Whilst the problem statement hasn’t changed, the world is very different. There is a lot more working from home, this means our stakeholder relationships are different, this means committee meetings are virtual, this means sharing screens is the norm.

In terms of embedding, well this means getting more people involved in risk management. This is extremely hard to do when people are working from home, but a technology platform can unlock this.

Embedding risk management simply means getting more people engaged in, contributing to and aware of risk. At GOAT we recommend (particularly for larger businesses) that risks need to be distributed to owners. Further, the risk details need to be distributed to the team members. Those actually delivering the actions, designing the controls, creating the metrics and reports. There is no way you can get this kind of collaboration in a manual spreadsheet.

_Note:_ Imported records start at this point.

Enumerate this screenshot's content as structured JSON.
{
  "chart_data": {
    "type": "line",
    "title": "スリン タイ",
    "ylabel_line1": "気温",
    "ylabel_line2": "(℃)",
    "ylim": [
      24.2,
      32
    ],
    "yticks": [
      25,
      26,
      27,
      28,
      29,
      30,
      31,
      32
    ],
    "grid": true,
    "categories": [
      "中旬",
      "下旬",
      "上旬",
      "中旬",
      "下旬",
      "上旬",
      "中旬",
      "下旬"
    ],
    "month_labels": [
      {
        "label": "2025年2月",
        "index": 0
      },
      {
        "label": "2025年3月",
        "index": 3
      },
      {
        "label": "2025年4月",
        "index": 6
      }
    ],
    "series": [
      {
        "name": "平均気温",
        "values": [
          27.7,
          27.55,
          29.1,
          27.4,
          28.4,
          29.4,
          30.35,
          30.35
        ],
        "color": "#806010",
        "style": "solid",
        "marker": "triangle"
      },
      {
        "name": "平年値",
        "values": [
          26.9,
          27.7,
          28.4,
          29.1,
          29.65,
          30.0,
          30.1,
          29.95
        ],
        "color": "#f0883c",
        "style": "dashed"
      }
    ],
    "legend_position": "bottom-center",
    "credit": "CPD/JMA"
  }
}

When it comes to decision making, we know how leaders make decisions. They need to synthesise the business context, logical problem solving/gap analysis, and want to see data.

Risk scoring is essential for prioritisation and visualisation of risks relative to each other, but to the C-suite decision makers, these scores are not data. This is why performance metrics need to be tied in with the risks, so we are able to performance manage our risks, making risk discussions grounded in facts rather than anecdotes and scores. The traffic lights that measure completion of actions are now supported by the measurable impact and outcome of actions.

We know financial resources are stretched and achieving change must be done cost-effectively. Yes, your risk register spreadsheets are free but they are not fit for purpose. We have entered an age where risk managers are benefitting from cloud-based software as a service and this enable technology solutions to be implemented at extremely low-price points and flexibility.